Sputnik--that little Soviet moon that went beep-beep--soared into orbit fifty years ago this week beginning a space race and a space age which haven't turned out quite the way we thought they would.

The race started off as you'd have expected--great thumping of chests and gnashing of teeth in America because, gee whiz, aren't we the ones who are good at this stuff? Well, no. Their rocket worked. Ours, the Vanguard, soared four feet into the air and then blew up. We didn't catch up right away either. Their Yuri Gagarin was the first man in space. The United States did catch up in time, of course. Neil Armstrong and Buzz Aldrin, not two cosmonauts, were first on the moon. Alan Shepherd, in Apollo 14, was the first to play golf there--couple of shots with a 6-iron back in 1971. But then the race seemed to end. Apollo 17 was the last moon mission; NASA had planned a few more but scrapped them. Did anyone care? Was the moon race a Cold War race that ended?

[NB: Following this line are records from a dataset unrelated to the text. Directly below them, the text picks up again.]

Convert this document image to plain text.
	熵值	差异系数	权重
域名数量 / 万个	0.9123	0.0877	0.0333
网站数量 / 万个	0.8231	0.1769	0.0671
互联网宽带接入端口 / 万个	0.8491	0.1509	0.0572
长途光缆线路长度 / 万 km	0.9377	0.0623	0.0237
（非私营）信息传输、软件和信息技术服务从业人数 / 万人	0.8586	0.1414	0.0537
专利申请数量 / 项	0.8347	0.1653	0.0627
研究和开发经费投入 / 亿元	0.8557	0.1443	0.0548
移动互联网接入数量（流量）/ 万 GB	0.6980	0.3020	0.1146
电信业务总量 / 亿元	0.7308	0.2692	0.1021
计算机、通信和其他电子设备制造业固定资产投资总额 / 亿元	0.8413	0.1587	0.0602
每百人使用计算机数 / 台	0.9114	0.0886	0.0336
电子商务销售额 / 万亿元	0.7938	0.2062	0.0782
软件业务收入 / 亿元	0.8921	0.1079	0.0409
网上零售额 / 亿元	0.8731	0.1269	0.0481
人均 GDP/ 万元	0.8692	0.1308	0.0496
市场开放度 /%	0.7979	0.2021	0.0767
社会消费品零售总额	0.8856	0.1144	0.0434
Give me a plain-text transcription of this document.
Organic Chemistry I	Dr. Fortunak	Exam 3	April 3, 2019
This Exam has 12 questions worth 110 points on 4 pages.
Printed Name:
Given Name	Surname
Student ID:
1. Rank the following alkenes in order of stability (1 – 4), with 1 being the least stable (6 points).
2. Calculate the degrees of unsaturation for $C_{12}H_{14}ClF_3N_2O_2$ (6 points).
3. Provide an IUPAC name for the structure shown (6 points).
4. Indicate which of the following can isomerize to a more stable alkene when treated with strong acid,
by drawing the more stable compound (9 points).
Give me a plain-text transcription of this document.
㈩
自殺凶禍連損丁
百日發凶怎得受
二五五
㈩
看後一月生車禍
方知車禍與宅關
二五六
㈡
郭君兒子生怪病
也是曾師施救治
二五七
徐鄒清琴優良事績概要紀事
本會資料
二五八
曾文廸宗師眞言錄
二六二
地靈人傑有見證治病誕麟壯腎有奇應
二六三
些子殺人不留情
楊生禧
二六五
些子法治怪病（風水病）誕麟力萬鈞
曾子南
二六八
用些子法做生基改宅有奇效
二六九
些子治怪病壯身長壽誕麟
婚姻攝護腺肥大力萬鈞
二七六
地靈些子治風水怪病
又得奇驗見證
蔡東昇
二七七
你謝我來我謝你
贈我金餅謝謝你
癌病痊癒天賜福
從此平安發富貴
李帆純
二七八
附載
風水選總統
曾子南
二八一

We, and they, and other countries, launched a lot of satellites. But with a few exceptions like the Hubble telescope, they looked not out at the planets but back here at the earth. You remember the famous split infinitive on the old "Star Trek" shows? "To boldly go where no man has gone..." That's not what happened. Instead, we used satellites to change life on earth. We bounce TV shows off them. We make telephone calls using them. We survey the earth and the oceans with them. If that box in your car tells you to make a left turn as you're driving to Grandma's house, that's satellite stuff, too. Countries' armed forces use satellites to spy on other countries' armed forces. But it's earth stuff, not space stuff.

Will we go out again? This president has talked about going back to the moon and on to Mars. But talk is cheap. Space travel is very expensive and NASA is not spending money on new hardware for such voyages just now. And the Soviet Union has, of course, imploded. The U.S and Russia still man the international space station, but it isn't finished.

Will we go out again? The last few decades have taught us that we don't always win the wars--Vietnam, Iraq--and that we don't seem able to give all our children a decent education, don't seem able to end hunger in our land. Will we go once more a-roving?
I used to think so. Now I'm not so sure.